Je voudrais revenir sur l’objet même de ce plan de relance : obtenir des investissements des sociétés d’autoroutes sur le réseau. Le sévère rapport de la Cour des comptes a déjà été plusieurs fois évoqué. Parmi les opérations du plan de relance, certaines ne pourraient-elles pas relever des obligations contractuelles des autoroutiers ? La question mérite d’être posée. On a beaucoup insisté sur le déséquilibre du rapport de force entre l’État et les sociétés concessionnaires.

On peut aussi s’interroger sur le recours à un autofinancement de ces travaux, par le biais d’une hausse des péages, à concurrence évidemment du niveau des investissements : il ne faudrait pas que les sociétés d’autoroutes en profitent pour accroître leurs bénéfices.
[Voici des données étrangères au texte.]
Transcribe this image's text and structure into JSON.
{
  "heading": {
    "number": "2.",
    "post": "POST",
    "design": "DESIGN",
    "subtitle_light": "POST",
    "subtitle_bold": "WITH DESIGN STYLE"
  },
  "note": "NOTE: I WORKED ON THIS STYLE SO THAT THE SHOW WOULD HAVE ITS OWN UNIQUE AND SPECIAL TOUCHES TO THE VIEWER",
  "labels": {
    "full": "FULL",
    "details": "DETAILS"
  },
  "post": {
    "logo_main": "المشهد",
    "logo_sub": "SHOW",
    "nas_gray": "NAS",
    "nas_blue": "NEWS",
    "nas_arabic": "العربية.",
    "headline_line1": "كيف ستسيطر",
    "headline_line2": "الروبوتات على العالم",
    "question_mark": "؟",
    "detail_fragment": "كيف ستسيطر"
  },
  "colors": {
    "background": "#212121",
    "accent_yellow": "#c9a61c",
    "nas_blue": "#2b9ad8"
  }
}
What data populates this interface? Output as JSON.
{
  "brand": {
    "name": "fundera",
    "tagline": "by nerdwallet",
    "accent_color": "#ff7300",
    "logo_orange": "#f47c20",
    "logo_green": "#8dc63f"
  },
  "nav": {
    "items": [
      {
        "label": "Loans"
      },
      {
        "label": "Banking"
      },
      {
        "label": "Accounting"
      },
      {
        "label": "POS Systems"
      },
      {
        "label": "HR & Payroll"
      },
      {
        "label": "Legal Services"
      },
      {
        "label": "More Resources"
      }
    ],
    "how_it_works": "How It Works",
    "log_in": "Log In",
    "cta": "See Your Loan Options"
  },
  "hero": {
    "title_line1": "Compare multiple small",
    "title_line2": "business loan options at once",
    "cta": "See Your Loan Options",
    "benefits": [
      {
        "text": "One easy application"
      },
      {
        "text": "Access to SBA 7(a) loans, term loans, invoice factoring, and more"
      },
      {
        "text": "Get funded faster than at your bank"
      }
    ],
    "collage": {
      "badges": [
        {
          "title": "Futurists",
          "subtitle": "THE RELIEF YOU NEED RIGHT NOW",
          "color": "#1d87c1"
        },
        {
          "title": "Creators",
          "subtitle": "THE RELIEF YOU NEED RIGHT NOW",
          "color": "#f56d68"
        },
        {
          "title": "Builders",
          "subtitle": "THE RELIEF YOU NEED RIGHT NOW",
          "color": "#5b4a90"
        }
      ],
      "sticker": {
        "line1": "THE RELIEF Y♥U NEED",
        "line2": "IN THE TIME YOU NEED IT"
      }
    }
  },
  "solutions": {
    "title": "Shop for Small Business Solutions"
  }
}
Des solutions existent, me semble-t-il, y compris celle d’aider les sociétés autoroutières à réduire leurs frais de fonctionnement. Ainsi, on sait que la circulation des véhicules de 44 tonnes à cinq essieux cause aujourd'hui une usure accélérée des chaussées. J’ai proposé, dans mon rapport sur le budget des transports routiers, de surtaxer ces poids lourds dans le cadre de la réforme de l’écotaxe. Cela pourrait constituer une mesure dissuasive ou une recette nouvelle pour le financement des transports. Les sociétés d’autoroutes y sont assez favorables.

Outre ces propositions, nous reviendrons au mois de juin sur les modulations des péages selon les normes d’émission Euro.

La question du transport nécessite une approche globale de la part de l’État, qui doit disposer d’une maîtrise forte, en termes de planification des infrastructures et des recettes : péages, écotaxe et autres impôts. La privatisation des autoroutes a contribué au morcellement de ces nécessaires planification et maîtrise politique. Plus tôt on en sortira, plus tôt l’État retrouvera des marges de manœuvre en matière de politiques de transport et pourra mettre en place dans ce secteur la nécessaire transition énergétique sur laquelle se sont engagés le Président de la République et le Gouvernement. (Applaudissements sur les travées du groupe écologiste et du groupe CRC.)